Recent advances in medical imaging, particularly radiomic MRI, offer promising opportunities for improving the diagnosis and management of sarcomas. Although radiomic studies focusing on bone sarcomas—such as Ewing sarcoma—remain limited, recent research on soft tissue sarcomas ¹³ has demonstrated the potential of radiomic MRI to enhance patient stratification and prognostic evaluation. Notably, radiomic features extracted from T2-weighted (T2w) sequences have revealed significant differences between low- and high-proliferative sarcomas, suggesting greater intratumoral heterogeneity in tumors with higher proliferative activity.

Although the imaging characteristics of Ewing sarcoma can be suggestive, they are not pathognomonic. Several other conditions—including metastatic tumors such as neuroblastoma, lymphoma, and osteosarcoma, as well as benign lesions like Langerhans cell histiocytosis, meningioma, desmoplastic small round cell tumor, and plasmacytoma—can present with similar imaging features. This was shown in our case, where imaging findings were suggestive of a malignant lesion but did not allow for a definitive etiological diagnosis, particularly given the unusual location.
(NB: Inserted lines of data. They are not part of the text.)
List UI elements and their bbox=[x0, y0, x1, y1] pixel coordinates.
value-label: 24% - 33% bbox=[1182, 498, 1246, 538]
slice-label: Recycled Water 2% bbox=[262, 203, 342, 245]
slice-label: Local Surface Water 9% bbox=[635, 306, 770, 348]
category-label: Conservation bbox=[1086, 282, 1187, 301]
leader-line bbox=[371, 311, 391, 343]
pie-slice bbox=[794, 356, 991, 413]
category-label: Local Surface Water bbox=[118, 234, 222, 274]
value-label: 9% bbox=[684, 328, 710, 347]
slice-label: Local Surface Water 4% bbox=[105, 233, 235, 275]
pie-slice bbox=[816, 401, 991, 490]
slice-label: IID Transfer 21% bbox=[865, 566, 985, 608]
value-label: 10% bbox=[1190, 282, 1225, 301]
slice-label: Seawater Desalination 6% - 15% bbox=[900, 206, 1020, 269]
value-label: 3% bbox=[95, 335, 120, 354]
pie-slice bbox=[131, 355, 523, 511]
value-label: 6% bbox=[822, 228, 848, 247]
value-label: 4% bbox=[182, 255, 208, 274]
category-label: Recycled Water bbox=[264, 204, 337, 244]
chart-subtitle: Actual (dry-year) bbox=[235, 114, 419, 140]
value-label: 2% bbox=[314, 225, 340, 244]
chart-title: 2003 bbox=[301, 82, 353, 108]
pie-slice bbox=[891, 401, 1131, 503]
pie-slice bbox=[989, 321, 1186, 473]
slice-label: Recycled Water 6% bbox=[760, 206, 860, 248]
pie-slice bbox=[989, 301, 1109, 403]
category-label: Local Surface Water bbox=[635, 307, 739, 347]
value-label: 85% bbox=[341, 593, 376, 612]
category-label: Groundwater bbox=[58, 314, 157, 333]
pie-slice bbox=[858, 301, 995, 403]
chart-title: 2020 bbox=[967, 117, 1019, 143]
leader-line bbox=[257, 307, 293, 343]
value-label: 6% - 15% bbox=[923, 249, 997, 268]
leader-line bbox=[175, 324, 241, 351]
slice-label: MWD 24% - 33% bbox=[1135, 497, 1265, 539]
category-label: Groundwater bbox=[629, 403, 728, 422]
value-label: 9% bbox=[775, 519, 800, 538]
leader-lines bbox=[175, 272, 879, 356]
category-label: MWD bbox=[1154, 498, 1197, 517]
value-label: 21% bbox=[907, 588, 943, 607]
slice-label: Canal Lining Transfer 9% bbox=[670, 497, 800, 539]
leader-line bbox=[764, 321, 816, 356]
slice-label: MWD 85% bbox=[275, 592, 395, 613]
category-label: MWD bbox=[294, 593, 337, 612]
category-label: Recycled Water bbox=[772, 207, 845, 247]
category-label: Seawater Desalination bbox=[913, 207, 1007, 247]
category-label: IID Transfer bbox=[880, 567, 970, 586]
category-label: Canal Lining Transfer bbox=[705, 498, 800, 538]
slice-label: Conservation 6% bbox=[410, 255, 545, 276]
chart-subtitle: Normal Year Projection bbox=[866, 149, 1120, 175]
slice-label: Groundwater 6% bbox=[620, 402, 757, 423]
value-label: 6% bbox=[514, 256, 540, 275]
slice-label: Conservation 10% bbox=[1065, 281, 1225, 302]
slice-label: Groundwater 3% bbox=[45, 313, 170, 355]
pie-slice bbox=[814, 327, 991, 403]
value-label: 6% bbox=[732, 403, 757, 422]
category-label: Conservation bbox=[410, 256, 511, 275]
Therefore, biopsy and immunohistochemical analysis are essential for establishing a definitive diagnosis. Histologically, Ewing sarcoma is characterized by small, round cells with a high nuclear-to-cytoplasmic ratio and clear, poorly defined cytoplasm. Immunohistochemistry typically demonstrates strong membranous positivity for CD99, a highly sensitive marker for Ewing sarcoma. ¹⁴ Additional markers that may show positivity include neuron-specific enolase, synaptophysin, and S-100 protein. Nuclear staining with anti-FLI1 antibody is also considered specific for tumors of the Ewing family. Furthermore, the presence of the t(11;22)(q24;q12) chromosomal translocation—detected in up to 85% of cases—provides strong molecular confirmation of the diagnosis.^15,16

When feasible, surgical resection is the preferred treatment for Ewing sarcoma. In cases where surgery is not feasible, radiotherapy combined with multi-agent chemotherapy—typically using the VAC (vincristine, doxorubicin, cyclophosphamide) regimen alternating with IE (ifosfamide, etoposide)—represents the standard therapeutic approach.^17,18 The use of multi-agent chemotherapy is essential for reducing the risk of metastasis and recurrence. ¹⁹

Conclusion

Skull involvement in Ewing sarcoma is rare, particularly in the sphenoid bone. This case highlights the importance of including Ewing sarcoma in the differential diagnosis of unexplained swelling in atypical anatomical locations. MRI remains the imaging modality of choice, while definitive diagnosis relies on biopsy and immunohistochemical analysis.